As the GAO wrote in a recent bid protest decision, unbalanced pricing doesn’t exist merely because some of an offeror’s line item prices are low.  Rather, unbalanced pricing requires both understated and overstated line items–that is, some line items appear too high while others appear too low.

The GAO’s decision in First Financial Associates, Inc., B-415713, B-415713.2 (Feb. 16, 2018) involved a DHS solicitation to administer the agency’s child case subsidy program.  The solicitation was issued as a small business set-aside, and contemplated the award of a contract to the offeror providing the best value considering three factors: technical merit, past performance, and price.  The solicitation apparently called for offerors’ pricing proposals to include breakdowns by contract line item numbers.

After evaluating proposals, the agency awarded the contract to FEEA Childcare Services, Inc.  An unsuccessful offeror, First Financial Associates, Inc., then filed a GAO bid protest.  FFA challenged several aspects of the agency’s evaluation.  Among its challenges, FFA alleged that FEEA’s pricing was unbalanced because FEEA allegedly had priced some CLINs “extremely low.”

The GAO wrote that “balanced pricing exists where the prices of one or more line items are significantly overstated or understated, despite an acceptable total evaluated price (typically achieved through underpricing of one or more other line items.)”  To prevail on an allegation of unbalanced pricing, “a protester must show that one or more prices in the allegedly unbalanced proposal are overstated; it is insufficient to show simply that some line item prices in the proposal are understated.”

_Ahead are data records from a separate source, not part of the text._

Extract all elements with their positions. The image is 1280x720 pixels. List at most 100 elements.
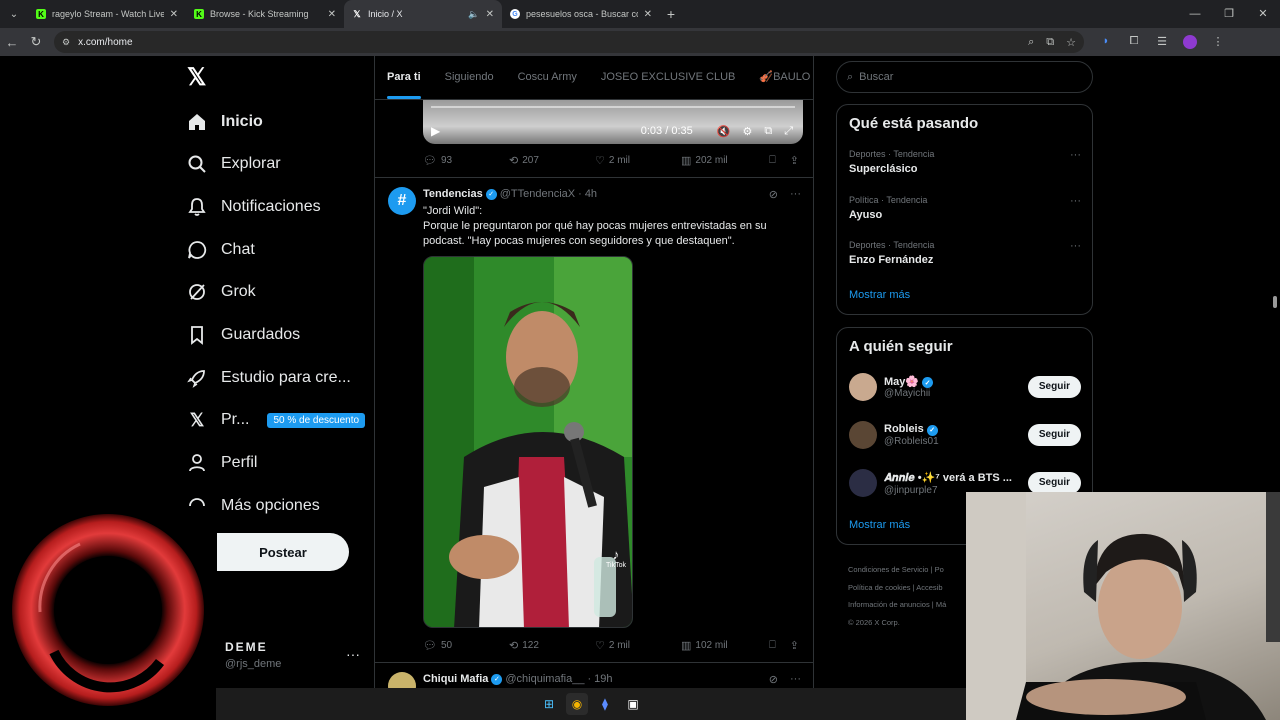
- post-author[interactable]: Chiqui Mafia: [423, 673, 488, 685]
- repost-button[interactable]: ⟲ 207: [509, 154, 595, 167]
- show-more-link[interactable]: Mostrar más: [849, 289, 910, 301]
- post-handle[interactable]: @chiquimafia__: [505, 673, 584, 685]
- reply-button[interactable]: 💬︎ 93: [423, 154, 509, 167]
- sidebar-item-grok[interactable]: Grok: [187, 274, 256, 310]
- like-button[interactable]: ♡ 2 mil: [595, 639, 681, 652]
- tendencias-avatar[interactable]: #: [388, 187, 416, 215]
- sidebar-item-premium[interactable]: 𝕏 Pr... 50 % de descuento: [187, 402, 366, 438]
- chrome-icon[interactable]: ◉: [566, 693, 588, 715]
- app-icon[interactable]: ⧫: [594, 693, 616, 715]
- url-text[interactable]: x.com/home: [78, 37, 1016, 48]
- footer-link[interactable]: Condiciones de Servicio | Po: [848, 561, 968, 579]
- browser-tab[interactable]: K rageylo Stream - Watch Live on ✕: [28, 0, 186, 28]
- trend-item[interactable]: Política · Tendencia Ayuso ···: [849, 195, 1081, 221]
- share-button[interactable]: ⇪: [790, 154, 803, 167]
- avatar[interactable]: [849, 469, 877, 497]
- video-player[interactable]: ▶ 0:03 / 0:35 🔇 ⚙ ⧉ ⤢: [423, 100, 803, 144]
- close-icon[interactable]: ✕: [486, 9, 494, 20]
- more-dots-icon[interactable]: ···: [346, 646, 360, 662]
- profile-avatar[interactable]: [1183, 35, 1197, 49]
- post-author[interactable]: Tendencias: [423, 188, 483, 200]
- bookmark-button[interactable]: ⎕: [769, 639, 780, 652]
- post-handle[interactable]: @TTendenciaX: [500, 188, 575, 200]
- install-icon[interactable]: ⧉: [1046, 36, 1054, 49]
- sidebar-item-chat[interactable]: Chat: [187, 232, 255, 268]
- tab-search-button[interactable]: ⌄: [0, 0, 28, 28]
- video-progress-bar[interactable]: [431, 106, 795, 108]
- follow-suggestion[interactable]: Robleis ✓ @Robleis01 Seguir: [849, 418, 1081, 452]
- tab-baulo[interactable]: 🎻BAULO C: [747, 62, 813, 99]
- like-button[interactable]: ♡ 2 mil: [595, 154, 681, 167]
- x-logo-icon[interactable]: 𝕏: [187, 66, 209, 90]
- account-switcher[interactable]: DEME @rjs_deme: [225, 640, 281, 670]
- discount-badge[interactable]: 50 % de descuento: [267, 412, 366, 428]
- views-button[interactable]: ▥ 102 mil: [681, 639, 767, 652]
- minimize-button[interactable]: —: [1178, 0, 1212, 28]
- sidebar-item-perfil[interactable]: Perfil: [187, 445, 257, 481]
- star-icon[interactable]: ☆: [1066, 36, 1076, 49]
- close-icon[interactable]: ✕: [170, 9, 178, 20]
- fullscreen-icon[interactable]: ⤢: [784, 125, 793, 138]
- chiqui-mafia-avatar[interactable]: [388, 672, 416, 688]
- post-time[interactable]: · 19h: [587, 673, 612, 685]
- browser-tab[interactable]: G pesesuelos osca - Buscar con G ✕: [502, 0, 660, 28]
- omnibox[interactable]: ⚙ x.com/home ⌕ ⧉ ☆: [54, 31, 1084, 53]
- tab-siguiendo[interactable]: Siguiendo: [433, 62, 506, 99]
- repost-button[interactable]: ⟲ 122: [509, 639, 595, 652]
- close-icon[interactable]: ✕: [328, 9, 336, 20]
- tab-joseo-exclusive-club[interactable]: JOSEO EXCLUSIVE CLUB: [589, 62, 748, 99]
- more-dots-icon[interactable]: ···: [790, 188, 801, 201]
- zoom-icon[interactable]: ⌕: [1028, 36, 1034, 49]
- avatar[interactable]: [849, 373, 877, 401]
- avatar[interactable]: [849, 421, 877, 449]
- trend-item[interactable]: Deportes · Tendencia Superclásico ···: [849, 149, 1081, 175]
- maximize-button[interactable]: ❐: [1212, 0, 1246, 28]
- grok-icon[interactable]: ⊘: [769, 188, 778, 201]
- sidebar-item-explorar[interactable]: Explorar: [187, 146, 281, 182]
- back-button[interactable]: ←: [0, 35, 24, 50]
- more-dots-icon[interactable]: ···: [1070, 240, 1081, 252]
- reply-button[interactable]: 💬︎ 50: [423, 639, 509, 652]
- bookmark-button[interactable]: ⎕: [769, 154, 780, 167]
- play-icon[interactable]: ▶: [431, 124, 440, 138]
- views-button[interactable]: ▥ 202 mil: [681, 154, 767, 167]
- follow-button[interactable]: Seguir: [1027, 472, 1081, 494]
- pip-icon[interactable]: ⧉: [764, 125, 772, 138]
- trend-item[interactable]: Deportes · Tendencia Enzo Fernández ···: [849, 240, 1081, 266]
- sidebar-item-mas-opciones[interactable]: Más opciones: [187, 488, 320, 524]
- settings-icon[interactable]: ⚙: [742, 125, 752, 138]
- grok-icon[interactable]: ⊘: [769, 673, 778, 686]
- sidebar-item-guardados[interactable]: Guardados: [187, 317, 300, 353]
- windows-start-icon[interactable]: ⊞: [538, 693, 560, 715]
- speaker-icon[interactable]: 🔈: [468, 9, 479, 20]
- close-window-button[interactable]: ✕: [1246, 0, 1280, 28]
- scrollbar-thumb[interactable]: [1273, 296, 1277, 308]
- browser-tab[interactable]: K Browse - Kick Streaming ✕: [186, 0, 344, 28]
- puzzle-icon[interactable]: ⧠: [1120, 35, 1148, 49]
- sidebar-item-notificaciones[interactable]: Notificaciones: [187, 189, 321, 225]
- share-button[interactable]: ⇪: [790, 639, 803, 652]
- sidebar-item-inicio[interactable]: Inicio: [187, 104, 263, 140]
- mute-icon[interactable]: 🔇: [717, 125, 731, 138]
- more-dots-icon[interactable]: ···: [1070, 149, 1081, 161]
- extension-icon[interactable]: ◗: [1092, 35, 1120, 49]
- search-input[interactable]: ⌕ Buscar: [836, 61, 1093, 93]
- post-time[interactable]: · 4h: [578, 188, 597, 200]
- more-dots-icon[interactable]: ···: [790, 673, 801, 686]
- sidebar-item-estudio[interactable]: Estudio para cre...: [187, 360, 351, 396]
- new-tab-button[interactable]: +: [660, 6, 682, 22]
- close-icon[interactable]: ✕: [644, 9, 652, 20]
- kebab-menu-icon[interactable]: ⋮: [1204, 35, 1232, 49]
- browser-tab-active[interactable]: 𝕏 Inicio / X 🔈 ✕: [344, 0, 502, 28]
- show-more-link[interactable]: Mostrar más: [849, 519, 910, 531]
- tab-para-ti[interactable]: Para ti: [375, 62, 433, 99]
- follow-suggestion[interactable]: May🌸 ✓ @Mayichii Seguir: [849, 370, 1081, 404]
- reload-button[interactable]: ↻: [24, 34, 48, 50]
- site-info-icon[interactable]: ⚙: [62, 37, 70, 48]
- footer-link[interactable]: Política de cookies | Accesib: [848, 579, 968, 597]
- tab-coscu-army[interactable]: Coscu Army: [506, 62, 589, 99]
- follow-button[interactable]: Seguir: [1027, 424, 1081, 446]
- post-button[interactable]: Postear: [217, 533, 349, 571]
- post-video[interactable]: ♪ TikTok: [423, 256, 633, 628]
- reading-list-icon[interactable]: ☰: [1148, 35, 1176, 49]
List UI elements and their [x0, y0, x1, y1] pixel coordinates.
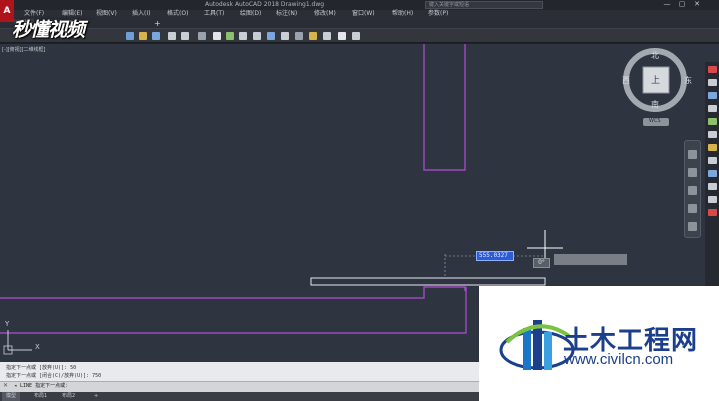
command-close-icon[interactable]: ✕ [3, 382, 8, 389]
viewcube-top-label[interactable]: 上 [651, 73, 660, 86]
viewcube-south[interactable]: 南 [651, 99, 659, 110]
menu-view[interactable]: 视图(V) [96, 10, 117, 18]
properties-icon[interactable] [253, 32, 261, 40]
erase-tool-icon[interactable] [708, 66, 717, 73]
magenta-polyline-lower [0, 286, 466, 299]
menu-dimension[interactable]: 标注(N) [276, 10, 297, 18]
maximize-button[interactable]: ▢ [675, 0, 689, 9]
pan-icon[interactable] [198, 32, 206, 40]
civilcn-url: www.civilcn.com [564, 351, 674, 368]
viewport-controls-label[interactable]: [-][俯视][二维线框] [2, 46, 46, 53]
new-icon[interactable] [126, 32, 134, 40]
pan-nav-icon[interactable] [688, 168, 697, 177]
move-tool-icon[interactable] [708, 131, 717, 138]
orbit-nav-icon[interactable] [688, 204, 697, 213]
magenta-polyline-outer [0, 287, 467, 334]
tool-icon[interactable] [352, 32, 360, 40]
save-icon[interactable] [152, 32, 160, 40]
menu-insert[interactable]: 插入(I) [132, 10, 150, 18]
magenta-polyline-upper [423, 44, 466, 171]
zoom-previous-icon[interactable] [239, 32, 247, 40]
offset-tool-icon[interactable] [708, 105, 717, 112]
sheet-set-icon[interactable] [295, 32, 303, 40]
tool-palette-icon[interactable] [281, 32, 289, 40]
zoom-nav-icon[interactable] [688, 186, 697, 195]
command-history-line-2: 指定下一点或 [闭合(C)/放弃(U)]: 750 [6, 373, 102, 379]
steering-wheel-icon[interactable] [688, 150, 697, 159]
mirror-tool-icon[interactable] [708, 92, 717, 99]
menu-help[interactable]: 帮助(H) [392, 10, 413, 18]
length-dynamic-input[interactable]: 555.0327 [476, 251, 514, 261]
ucs-y-label: Y [5, 320, 10, 328]
new-tab-button[interactable]: + [150, 19, 161, 29]
search-input[interactable]: 键入关键字或短语 [425, 1, 543, 9]
viewcube-north[interactable]: 北 [651, 50, 659, 61]
menu-format[interactable]: 格式(O) [167, 10, 188, 18]
open-icon[interactable] [139, 32, 147, 40]
angle-dynamic-input[interactable]: 0° [533, 258, 550, 268]
break-tool-icon[interactable] [708, 209, 717, 216]
showmotion-icon[interactable] [688, 222, 697, 231]
copy-tool-icon[interactable] [708, 79, 717, 86]
markup-icon[interactable] [309, 32, 317, 40]
scale-tool-icon[interactable] [708, 157, 717, 164]
menu-window[interactable]: 窗口(W) [352, 10, 375, 18]
minimize-button[interactable]: — [660, 0, 674, 9]
viewcube-west[interactable]: 西 [622, 75, 630, 86]
yidong-video-watermark: 秒懂视频 [12, 19, 85, 41]
line-in-progress [310, 277, 546, 286]
calc-icon[interactable] [323, 32, 331, 40]
menu-modify[interactable]: 修改(M) [314, 10, 336, 18]
zoom-icon[interactable] [213, 32, 221, 40]
zoom-window-icon[interactable] [226, 32, 234, 40]
title-bar [0, 0, 719, 10]
tab-model[interactable]: 模型 [2, 392, 21, 401]
rotate-tool-icon[interactable] [708, 144, 717, 151]
menu-draw[interactable]: 绘图(D) [240, 10, 261, 18]
close-button[interactable]: ✕ [690, 0, 704, 9]
extend-tool-icon[interactable] [708, 196, 717, 203]
viewcube-east[interactable]: 东 [684, 75, 692, 86]
window-title: Autodesk AutoCAD 2018 Drawing1.dwg [205, 1, 325, 8]
tab-layout1[interactable]: 布局1 [30, 392, 51, 401]
redo-icon[interactable] [181, 32, 189, 40]
add-layout-button[interactable]: + [90, 392, 102, 401]
wcs-label[interactable]: WCS [649, 118, 661, 124]
array-tool-icon[interactable] [708, 118, 717, 125]
menu-tools[interactable]: 工具(T) [204, 10, 224, 18]
menu-parametric[interactable]: 参数(P) [428, 10, 448, 18]
stretch-tool-icon[interactable] [708, 170, 717, 177]
undo-icon[interactable] [168, 32, 176, 40]
ucs-x-label: X [35, 343, 40, 351]
document-tab-bar [0, 18, 719, 29]
tab-layout2[interactable]: 布局2 [58, 392, 79, 401]
help-icon[interactable] [338, 32, 346, 40]
command-prompt[interactable]: ◂ LINE 指定下一点或： [14, 382, 70, 391]
command-history-line-1: 指定下一点或 [放弃(U)]: 50 [6, 365, 77, 371]
design-center-icon[interactable] [267, 32, 275, 40]
trim-tool-icon[interactable] [708, 183, 717, 190]
dynamic-tooltip [554, 254, 627, 265]
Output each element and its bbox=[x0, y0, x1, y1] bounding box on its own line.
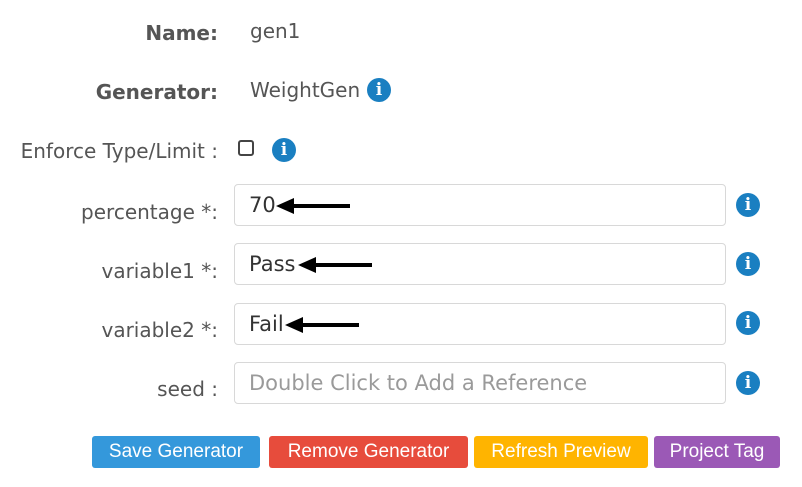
percentage-value: 70 bbox=[249, 193, 276, 217]
refresh-preview-button[interactable]: Refresh Preview bbox=[474, 436, 648, 468]
seed-label: seed : bbox=[157, 377, 218, 401]
save-generator-button[interactable]: Save Generator bbox=[92, 436, 260, 468]
variable1-label: variable1 *: bbox=[101, 259, 218, 283]
seed-input[interactable]: Double Click to Add a Reference bbox=[234, 362, 726, 404]
variable2-label: variable2 *: bbox=[101, 318, 218, 342]
generator-label: Generator: bbox=[95, 80, 218, 104]
seed-info-icon[interactable]: i bbox=[736, 371, 760, 395]
arrow-icon bbox=[298, 257, 372, 273]
project-tag-button[interactable]: Project Tag bbox=[654, 436, 780, 468]
enforce-type-limit-label: Enforce Type/Limit : bbox=[20, 139, 218, 163]
enforce-type-limit-checkbox[interactable] bbox=[238, 140, 254, 156]
variable1-value: Pass bbox=[249, 252, 296, 276]
generator-value: WeightGen bbox=[250, 78, 361, 102]
enforce-info-icon[interactable]: i bbox=[272, 138, 296, 162]
percentage-label: percentage *: bbox=[81, 200, 218, 224]
arrow-icon bbox=[276, 198, 350, 214]
name-label: Name: bbox=[145, 21, 218, 45]
variable2-value: Fail bbox=[249, 312, 284, 336]
seed-placeholder: Double Click to Add a Reference bbox=[249, 371, 588, 395]
remove-generator-button[interactable]: Remove Generator bbox=[269, 436, 468, 468]
percentage-info-icon[interactable]: i bbox=[736, 193, 760, 217]
generator-info-icon[interactable]: i bbox=[367, 78, 391, 102]
name-value: gen1 bbox=[250, 19, 301, 43]
variable1-info-icon[interactable]: i bbox=[736, 252, 760, 276]
variable2-info-icon[interactable]: i bbox=[736, 311, 760, 335]
arrow-icon bbox=[285, 317, 359, 333]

The GAO explained, “[w]hile both understated and overstated prices are relevant to the question of whether unbalanced pricing exists, the primary risk to be assessed in an unbalanced pricing context is the risk posed by overstatement of prices, because low prices (even below cost prices) are not improper and do not themselves establish (or create the risk inherent in) unbalanced pricing.”

In this case, “FFA only claims that some of FEEA’s CLIN prices are understated; FFA does not allege that any of the awardee’s CLIN prices are overstated.”  Therefore, “FFA provides no basis for us to question the agency’s price evaluation for allegedly failing to identify unbalanced prices.”

In the competitive world of government contracts, it’s not unusual for competitors to question one another’s pricing, and “unabalanced pricing” is one of those terms that is often thrown around when a competitor’s pricing appears suspect.  But as the First Financial Associates protest demonstrates, a proposal containing understated CLINs alone isn’t unbalanced–rather, unbalanced pricing requires both understated and overstated line items.